Fitur Aplikasi Raya Semakin Jadi Andalan Transaksi
Hingga akhir Maret 2026, Bank Raya telah berinovasi dengan lebih dari 100 fitur di Aplikasi Raya yang diakses oleh lebih dari 1 juta nasabah. Berbagai inovasi pun menjadi andalan nasabah, di antaranya Saku Bisnis, Uang Saku, Saku Bareng, hingga Kartu Digital Debit Visa. Dalam waktu dekat, Bank Raya juga akan menghadirkan fitur terbaru yang memudahkan nasabah mengelola keuangan sambil menyalurkan hobinya.
"Bank Raya berupaya menghadirkan layanan digital yang relevan, terintegrasi dan mampu mendukung kebutuhan finansial nasabah dalam berbagai aspek kehidupan baik personal, sosial maupun bisnis," ungkap Andrie.
"Dengan dukungan inovasi ini, kinerja digital saving hingga Kuartal I 2026 tumbuh cukup solid, mencapai Rp2,3 triliun atau tumbuh 63,9%. Dan juga total transaksi tumbuh 36,7% year-on-year menjadi Rp 1,45 juta transaksi eksklusif," imbuhnya.
Konsisten Kembangkan Teknologi Informasi (TI) dan Tata Kelola
Untuk memperkuat fundamental bisnis digital, Perseroan juga memperkuat tata kelola TI dan keamanan informasi dengan menerapkan standar internasional ISO/IEC 27001:2022 Information Security Management System. Langkah ini guna memastikan keandalan TI perbankan digital Bank Raya serta menjaga kepercayaan nasabah, mitra, dan pemangku kepentingan.
"Dalam kegiatan operasional digital, kami juga memperkuat efisiensi dan kecepatan pelayanan melalui implementasi Cloud Contact Center. Dari sisi pengembangan organisasi, transformasi budaya juga kami lakukan. Sementara pada aspek manajemen resiko kami memperkuat kapabilitas melalui implementasi Automated Machine Learning Credit Scoring," jelas Andrie.
Dengan seluruh capaian ini, sepanjang tahun 2025 Bank Raya telah mendapatkan 23 penghargaan dari berbagai lembaga bergengsi dan kredibel di tingkat nasional.
"Atas upaya yang telah kami lakukan sepanjang 2025 hingga Kuartal I 2026, beberapa penghargaan telah kami terima mulai dari kategori inovasi sampai dengan ISP World. Kedepan kami akan terus memberikan kembang yang positif bagi seluruh stakeholder kami," pungkas Andrie.

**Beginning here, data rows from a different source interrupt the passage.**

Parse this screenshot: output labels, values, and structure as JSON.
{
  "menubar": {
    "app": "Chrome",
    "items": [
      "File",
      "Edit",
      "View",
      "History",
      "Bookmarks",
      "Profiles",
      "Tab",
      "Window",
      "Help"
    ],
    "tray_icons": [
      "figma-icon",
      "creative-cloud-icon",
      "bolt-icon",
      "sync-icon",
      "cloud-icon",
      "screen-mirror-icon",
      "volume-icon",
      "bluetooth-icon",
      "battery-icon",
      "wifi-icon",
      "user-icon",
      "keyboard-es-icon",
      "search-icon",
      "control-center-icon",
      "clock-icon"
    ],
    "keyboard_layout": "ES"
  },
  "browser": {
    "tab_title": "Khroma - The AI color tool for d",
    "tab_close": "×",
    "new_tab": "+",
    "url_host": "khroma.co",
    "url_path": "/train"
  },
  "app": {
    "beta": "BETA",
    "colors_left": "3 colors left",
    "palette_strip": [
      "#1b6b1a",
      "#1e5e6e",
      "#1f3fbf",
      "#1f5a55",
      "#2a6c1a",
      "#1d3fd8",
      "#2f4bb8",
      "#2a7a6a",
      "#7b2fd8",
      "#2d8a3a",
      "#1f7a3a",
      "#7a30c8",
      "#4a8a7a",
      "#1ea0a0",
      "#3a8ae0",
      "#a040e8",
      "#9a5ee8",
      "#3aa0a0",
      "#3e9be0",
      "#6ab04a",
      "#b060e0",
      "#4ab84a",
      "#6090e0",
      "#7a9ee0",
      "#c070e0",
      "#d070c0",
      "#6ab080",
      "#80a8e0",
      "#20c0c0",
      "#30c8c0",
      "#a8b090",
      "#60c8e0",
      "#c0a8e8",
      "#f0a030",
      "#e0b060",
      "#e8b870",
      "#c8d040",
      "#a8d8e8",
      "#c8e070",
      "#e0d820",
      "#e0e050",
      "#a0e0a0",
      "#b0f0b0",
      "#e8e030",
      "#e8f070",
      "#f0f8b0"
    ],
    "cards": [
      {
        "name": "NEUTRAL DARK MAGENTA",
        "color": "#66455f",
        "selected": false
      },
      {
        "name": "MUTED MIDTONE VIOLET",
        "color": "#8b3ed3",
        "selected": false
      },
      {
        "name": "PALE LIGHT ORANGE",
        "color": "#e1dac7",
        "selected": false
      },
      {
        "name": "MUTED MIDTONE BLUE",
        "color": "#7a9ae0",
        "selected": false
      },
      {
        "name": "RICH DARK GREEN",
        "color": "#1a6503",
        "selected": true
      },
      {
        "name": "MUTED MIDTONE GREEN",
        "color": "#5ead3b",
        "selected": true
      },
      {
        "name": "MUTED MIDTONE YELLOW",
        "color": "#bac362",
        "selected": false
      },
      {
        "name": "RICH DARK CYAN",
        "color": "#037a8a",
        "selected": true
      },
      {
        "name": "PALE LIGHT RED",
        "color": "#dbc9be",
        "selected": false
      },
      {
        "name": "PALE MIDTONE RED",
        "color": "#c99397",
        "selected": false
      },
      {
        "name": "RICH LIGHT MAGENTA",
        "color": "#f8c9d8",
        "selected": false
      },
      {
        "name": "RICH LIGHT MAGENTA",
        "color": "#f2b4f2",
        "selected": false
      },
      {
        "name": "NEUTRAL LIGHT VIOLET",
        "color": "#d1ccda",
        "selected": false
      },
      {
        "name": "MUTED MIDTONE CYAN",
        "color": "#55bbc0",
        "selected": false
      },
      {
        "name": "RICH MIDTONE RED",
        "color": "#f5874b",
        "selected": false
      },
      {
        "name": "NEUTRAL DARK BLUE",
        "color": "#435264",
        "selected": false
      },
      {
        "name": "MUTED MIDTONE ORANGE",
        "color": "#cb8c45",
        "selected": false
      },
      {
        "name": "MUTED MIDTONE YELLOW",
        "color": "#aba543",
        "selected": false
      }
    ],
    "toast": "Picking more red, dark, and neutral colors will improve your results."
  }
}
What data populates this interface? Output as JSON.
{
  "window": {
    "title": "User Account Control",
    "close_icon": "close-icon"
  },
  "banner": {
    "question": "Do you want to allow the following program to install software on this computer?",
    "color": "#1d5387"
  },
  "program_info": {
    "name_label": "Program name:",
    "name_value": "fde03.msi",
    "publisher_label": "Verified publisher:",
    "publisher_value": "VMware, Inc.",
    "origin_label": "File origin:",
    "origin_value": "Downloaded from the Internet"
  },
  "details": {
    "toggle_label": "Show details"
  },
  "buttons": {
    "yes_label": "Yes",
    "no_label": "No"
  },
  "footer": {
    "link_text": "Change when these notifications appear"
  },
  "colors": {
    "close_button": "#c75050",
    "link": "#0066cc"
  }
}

Sebagai informasi, Public Expose merupakan pemaparan umum yang dilakukan oleh perusahaan terbuka kepada publik untuk menjelaskan kinerja keuangan dan rencana bisnis mereka. Kegiatan ini digelar oleh PT Bursa Efek Indonesia, PT Kliring Penjaminan Efek Indonesia, dan PT Kustodian Sentral Efek Indonesia yang didukung oleh Otoritas Jasa Keuangan.
Public Expose yang rutin dilakukan oleh Bank Raya merupakan bagian dari upaya meningkatkan transparansi dan memberikan informasi mengenai kinerja perusahaan kepada publik dan investor.